Restrictions for Legacy ib-bond LNet Topologies
If the version of Lustre does not natively support multi-rail topologies, i.e., multiple network interfaces connected to the same subnet, attempts to assign two interfaces to the same LNet will fail.
For example:
options lnet networks="tcp0(eth0),tcp0(eth1)"
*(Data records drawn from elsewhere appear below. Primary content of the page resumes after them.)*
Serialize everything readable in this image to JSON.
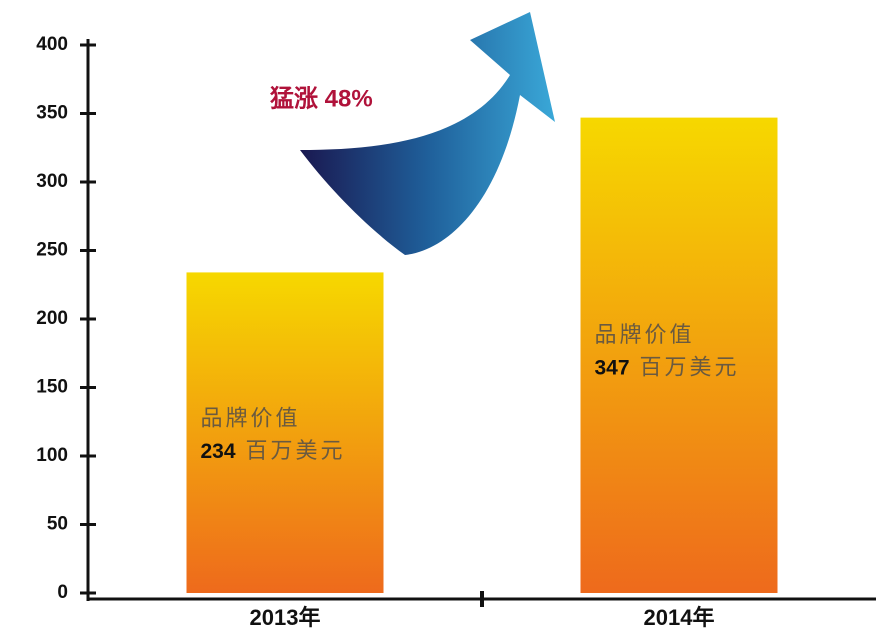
{
  "chart_data": {
    "type": "bar",
    "categories": [
      "2013年",
      "2014年"
    ],
    "values": [
      234,
      347
    ],
    "bar_label_title": "品牌价值",
    "unit": "百万美元",
    "annotation": "猛涨 48%",
    "colors": [
      "#f6d800",
      "#ee6a1c"
    ],
    "ylim": [
      0,
      400
    ],
    "yticks": [
      0,
      50,
      100,
      150,
      200,
      250,
      300,
      350,
      400
    ]
  }
}
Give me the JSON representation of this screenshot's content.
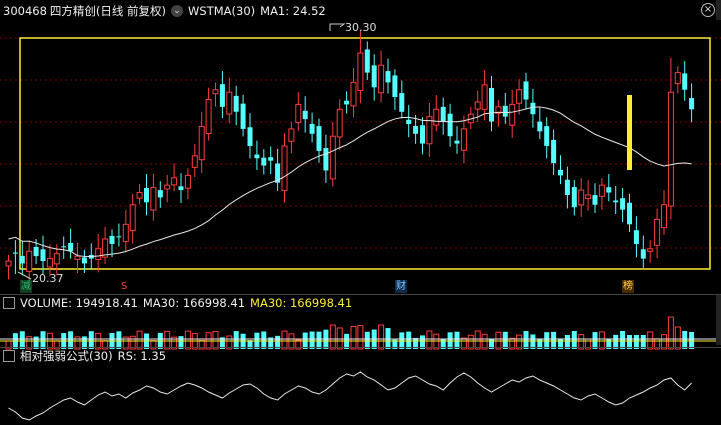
{
  "header": {
    "code": "300468",
    "name": "四方精创",
    "period": "(日线 前复权)",
    "indicator": "WSTMA(30)",
    "ma1_label": "MA1: 24.52"
  },
  "price_panel": {
    "high_label": "30.30",
    "low_label": "20.37",
    "markers": [
      {
        "text": "减",
        "color": "#2fb36a",
        "bg": "#104020"
      },
      {
        "text": "S",
        "color": "#ff3b3b",
        "bg": "#000"
      },
      {
        "text": "财",
        "color": "#7fc4ff",
        "bg": "#0f2a48"
      },
      {
        "text": "榜",
        "color": "#ffd24a",
        "bg": "#4a2a00"
      }
    ]
  },
  "volume_panel": {
    "title": "VOLUME: 194918.41",
    "ma_white": "MA30: 166998.41",
    "ma_yellow": "MA30: 166998.41"
  },
  "rs_panel": {
    "title": "相对强弱公式(30)",
    "value": "RS: 1.35"
  },
  "colors": {
    "up": "#ff3b3b",
    "down": "#54ffff",
    "ma": "#e8e8e8",
    "box": "#ffee33",
    "grid": "#7a0000"
  }
}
The above configuration will cause a syntax error when the kernel module is loaded and an attempt is made to start the network. The following transcript shows the behavior when this unsupported configuration is attempted:
[root@rh7z-pe ~]# modprobe -v lnet insmod /lib/modules/3.10.0-327.13.1.el7_lustre.x86_64/extra/kernel/net/lustre/libcfs.ko insmod /lib/modules/3.10.0-327.13.1.el7_lustre.x86_64/extra/kernel/net/lustre/lnet.ko networks="tcp0(eth0),tcp0(eth1)" [root@rh7z-pe ~]# lctl network up LNET configure error 22: Invalid argument
The kernel ring buffer will have a record of the error reported by the LNet driver, for example:
[root@rh7z-pe ~]# dmesg | tail -1 [ 6620.324053] LNetError: 111-1: Duplicate network specified: tcp
The kernel will also log the error in the syslog:
[root@rh7z-pe ~]# tail -1 /var/log/messages Feb 21 21:11:28 rh7z-pe kernel: LNetError: 111-1: Duplicate network specified: tcp
Similarly, one cannot specify multiple interfaces within the parentheses associated with an LNet LND. In the following example, only the first interface, eth0
, will be used to create an NID for the host; the second parameter, eth1
, will be ignored:
# eth0 inet 192.168.207.2/24 # eth1 inet 192.168.207.111/24 # options lnet networks="tcp0(eth0,eth1)" [root@rh7z-pe ~]# modprobe -v lnet insmod /lib/modules/3.10.0-327.13.1.el7_lustre.x86_64/extra/kernel/net/lustre/libcfs.ko insmod /lib/modules/3.10.0-327.13.1.el7_lustre.x86_64/extra/kernel/net/lustre/lnet.ko networks="tcp0(eth0,eth1)" [root@rh7z-pe ~]# lctl network up LNET configured [root@rh7z-pe ~]# lctl list_nids 192.168.207.2@tcp
To take advantage of complex topologies and to aggregate performance across multiple network interfaces, use the latest version of Lustre containing the Multi-rail LNet feature.